A study from the National Safety Council shows that Missouri police are not capturing all the possible car crash factors in their reports. In fact, no state captures all 23 of the factors that the NSC believes are essential to knowing the reason for a crash. For example, no state has a field or code for police to measure driver fatigue.
Only 34 states have a field for reporting whether a driver was texting while only 28 had a field for hands-free phone use and the use of drugs, such as marijuana, that can be detected through a positive drug test. No state has a way to report on the use of advanced driver assistance systems, and only three capture the use of infotainment systems.
The police reports in Kansas and Wisconsin capture 14 of the 23 factors, putting them at the top. At the bottom of the list are Maryland, Kentucky and Nebraska with only five factors. Several major states, including California and New York, have no way of recording alcohol impairment at levels below the legal limit of .08.
The NSC concludes with several recommendations. States should update their police reports to reflect advances in technology. They should move toward electronic data collection and take a more investigatory approach to crashes.

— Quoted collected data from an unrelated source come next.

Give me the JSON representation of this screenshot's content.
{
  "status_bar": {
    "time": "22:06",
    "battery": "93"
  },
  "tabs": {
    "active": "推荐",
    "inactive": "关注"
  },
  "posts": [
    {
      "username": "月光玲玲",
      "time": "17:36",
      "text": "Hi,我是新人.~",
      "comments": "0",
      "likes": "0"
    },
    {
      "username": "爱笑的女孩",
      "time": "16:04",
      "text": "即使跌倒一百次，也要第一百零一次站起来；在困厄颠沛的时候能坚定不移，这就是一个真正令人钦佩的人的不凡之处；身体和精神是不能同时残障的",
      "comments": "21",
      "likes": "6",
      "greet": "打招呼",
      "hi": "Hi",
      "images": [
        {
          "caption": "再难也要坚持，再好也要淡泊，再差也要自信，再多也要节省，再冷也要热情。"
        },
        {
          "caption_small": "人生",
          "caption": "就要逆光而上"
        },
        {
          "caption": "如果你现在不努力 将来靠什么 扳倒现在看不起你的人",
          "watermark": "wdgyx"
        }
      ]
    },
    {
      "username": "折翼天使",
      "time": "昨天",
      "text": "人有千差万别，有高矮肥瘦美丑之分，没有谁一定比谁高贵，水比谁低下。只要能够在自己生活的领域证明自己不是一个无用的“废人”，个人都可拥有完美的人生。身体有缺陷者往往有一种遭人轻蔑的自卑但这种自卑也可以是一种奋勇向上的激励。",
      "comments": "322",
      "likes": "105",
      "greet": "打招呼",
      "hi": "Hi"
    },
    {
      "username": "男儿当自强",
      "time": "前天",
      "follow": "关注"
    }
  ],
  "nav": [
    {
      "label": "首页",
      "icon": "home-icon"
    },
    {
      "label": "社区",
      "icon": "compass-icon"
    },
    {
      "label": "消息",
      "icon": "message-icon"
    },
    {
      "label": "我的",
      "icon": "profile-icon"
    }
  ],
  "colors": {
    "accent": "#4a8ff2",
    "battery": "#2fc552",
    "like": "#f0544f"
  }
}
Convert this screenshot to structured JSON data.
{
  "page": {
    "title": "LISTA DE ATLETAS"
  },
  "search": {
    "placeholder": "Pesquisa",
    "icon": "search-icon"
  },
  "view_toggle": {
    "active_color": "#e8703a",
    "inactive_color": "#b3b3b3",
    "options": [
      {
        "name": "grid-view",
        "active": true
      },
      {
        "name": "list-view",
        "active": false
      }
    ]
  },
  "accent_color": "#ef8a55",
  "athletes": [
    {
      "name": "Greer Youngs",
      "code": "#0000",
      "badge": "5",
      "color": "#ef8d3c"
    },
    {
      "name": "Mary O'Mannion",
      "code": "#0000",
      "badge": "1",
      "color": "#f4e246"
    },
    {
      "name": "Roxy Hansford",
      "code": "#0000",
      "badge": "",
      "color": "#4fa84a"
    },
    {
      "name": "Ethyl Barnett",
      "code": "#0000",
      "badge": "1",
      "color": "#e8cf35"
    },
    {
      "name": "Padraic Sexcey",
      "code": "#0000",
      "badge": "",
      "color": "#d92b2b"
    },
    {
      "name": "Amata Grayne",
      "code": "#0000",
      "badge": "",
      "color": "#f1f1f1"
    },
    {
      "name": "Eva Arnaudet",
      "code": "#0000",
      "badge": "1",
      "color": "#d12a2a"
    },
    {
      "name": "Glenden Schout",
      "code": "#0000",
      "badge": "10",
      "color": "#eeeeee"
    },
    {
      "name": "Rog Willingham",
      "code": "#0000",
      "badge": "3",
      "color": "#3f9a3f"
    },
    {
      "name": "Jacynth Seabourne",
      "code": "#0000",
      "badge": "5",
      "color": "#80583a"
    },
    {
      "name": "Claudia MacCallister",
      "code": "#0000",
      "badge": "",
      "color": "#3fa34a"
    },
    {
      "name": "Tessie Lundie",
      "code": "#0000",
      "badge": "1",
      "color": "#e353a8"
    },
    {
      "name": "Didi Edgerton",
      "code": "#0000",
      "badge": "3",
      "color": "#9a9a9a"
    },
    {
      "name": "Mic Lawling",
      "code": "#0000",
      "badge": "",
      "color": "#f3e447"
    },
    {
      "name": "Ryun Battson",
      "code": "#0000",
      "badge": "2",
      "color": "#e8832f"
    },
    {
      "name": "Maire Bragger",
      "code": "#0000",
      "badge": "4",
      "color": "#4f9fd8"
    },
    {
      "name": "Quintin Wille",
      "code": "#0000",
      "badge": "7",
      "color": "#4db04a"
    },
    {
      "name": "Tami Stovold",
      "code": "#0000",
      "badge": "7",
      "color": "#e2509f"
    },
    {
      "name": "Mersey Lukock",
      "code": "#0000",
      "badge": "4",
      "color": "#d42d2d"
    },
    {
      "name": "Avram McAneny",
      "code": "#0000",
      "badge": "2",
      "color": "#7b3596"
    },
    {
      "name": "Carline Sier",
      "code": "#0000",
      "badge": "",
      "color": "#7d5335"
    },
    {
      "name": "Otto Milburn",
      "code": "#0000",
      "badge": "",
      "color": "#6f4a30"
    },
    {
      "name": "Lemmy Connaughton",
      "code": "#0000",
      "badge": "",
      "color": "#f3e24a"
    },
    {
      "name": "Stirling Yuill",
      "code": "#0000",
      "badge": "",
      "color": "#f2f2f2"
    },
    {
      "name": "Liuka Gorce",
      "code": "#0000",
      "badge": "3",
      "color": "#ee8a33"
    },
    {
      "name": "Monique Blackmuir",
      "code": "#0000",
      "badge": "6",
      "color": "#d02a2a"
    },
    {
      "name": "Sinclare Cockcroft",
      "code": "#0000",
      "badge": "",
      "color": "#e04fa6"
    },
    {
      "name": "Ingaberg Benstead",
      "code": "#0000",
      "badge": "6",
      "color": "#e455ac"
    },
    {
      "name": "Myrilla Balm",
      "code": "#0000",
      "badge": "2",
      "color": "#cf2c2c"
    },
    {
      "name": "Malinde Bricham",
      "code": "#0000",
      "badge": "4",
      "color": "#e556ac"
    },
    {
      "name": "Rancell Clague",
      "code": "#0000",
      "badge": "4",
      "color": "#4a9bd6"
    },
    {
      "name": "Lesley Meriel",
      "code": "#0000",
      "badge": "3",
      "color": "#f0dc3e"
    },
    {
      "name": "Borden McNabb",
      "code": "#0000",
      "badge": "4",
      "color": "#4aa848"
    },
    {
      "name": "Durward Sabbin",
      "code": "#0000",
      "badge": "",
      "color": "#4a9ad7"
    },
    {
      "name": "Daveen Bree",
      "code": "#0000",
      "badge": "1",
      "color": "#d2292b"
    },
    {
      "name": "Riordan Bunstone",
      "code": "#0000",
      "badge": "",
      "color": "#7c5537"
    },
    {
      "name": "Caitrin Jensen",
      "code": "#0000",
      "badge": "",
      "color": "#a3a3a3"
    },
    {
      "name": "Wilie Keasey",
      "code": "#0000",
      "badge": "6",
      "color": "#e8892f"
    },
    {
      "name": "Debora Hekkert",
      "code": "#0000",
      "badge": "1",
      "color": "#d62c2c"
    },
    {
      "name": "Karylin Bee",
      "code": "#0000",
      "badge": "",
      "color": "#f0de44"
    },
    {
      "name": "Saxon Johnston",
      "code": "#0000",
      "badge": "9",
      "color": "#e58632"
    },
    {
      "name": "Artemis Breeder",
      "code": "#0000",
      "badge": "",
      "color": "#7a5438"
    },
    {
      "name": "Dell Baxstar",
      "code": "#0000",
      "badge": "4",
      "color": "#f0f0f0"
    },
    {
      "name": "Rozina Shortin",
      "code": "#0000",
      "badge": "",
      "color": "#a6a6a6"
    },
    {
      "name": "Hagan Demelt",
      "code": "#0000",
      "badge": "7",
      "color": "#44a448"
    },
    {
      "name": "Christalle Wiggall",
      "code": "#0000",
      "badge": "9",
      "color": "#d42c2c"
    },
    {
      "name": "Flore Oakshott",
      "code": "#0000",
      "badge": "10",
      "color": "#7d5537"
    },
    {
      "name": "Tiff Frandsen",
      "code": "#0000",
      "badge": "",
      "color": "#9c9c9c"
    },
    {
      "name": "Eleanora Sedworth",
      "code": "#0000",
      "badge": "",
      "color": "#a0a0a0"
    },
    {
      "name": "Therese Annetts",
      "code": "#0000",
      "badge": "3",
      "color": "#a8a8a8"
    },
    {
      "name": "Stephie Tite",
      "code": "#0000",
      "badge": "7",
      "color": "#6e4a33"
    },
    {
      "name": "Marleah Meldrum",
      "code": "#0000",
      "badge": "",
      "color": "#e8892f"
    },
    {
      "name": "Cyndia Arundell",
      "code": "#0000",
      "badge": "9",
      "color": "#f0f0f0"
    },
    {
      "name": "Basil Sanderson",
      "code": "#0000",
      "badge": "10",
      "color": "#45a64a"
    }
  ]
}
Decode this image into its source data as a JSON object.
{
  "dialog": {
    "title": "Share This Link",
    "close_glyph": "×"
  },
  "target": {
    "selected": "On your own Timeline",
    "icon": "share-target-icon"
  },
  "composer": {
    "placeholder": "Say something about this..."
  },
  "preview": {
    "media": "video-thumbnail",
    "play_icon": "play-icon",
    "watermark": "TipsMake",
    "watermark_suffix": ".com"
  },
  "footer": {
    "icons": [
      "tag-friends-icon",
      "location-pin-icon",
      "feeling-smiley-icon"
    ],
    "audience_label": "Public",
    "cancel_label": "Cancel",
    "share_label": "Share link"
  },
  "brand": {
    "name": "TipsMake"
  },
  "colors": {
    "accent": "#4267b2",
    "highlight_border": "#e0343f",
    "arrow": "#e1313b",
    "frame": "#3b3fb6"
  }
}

More comprehensive police reports can be a benefit to those victims of car accidents who wish to file a personal injury claim. Police reports are an important piece of evidence when it comes to proving that the defendant was drowsy, distracted or negligent in some other way. Victims may want a lawyer to assist with the filing. Investigators might gather the evidence for the lawyer, and the lawyer may then strive for a settlement at the negotiation table.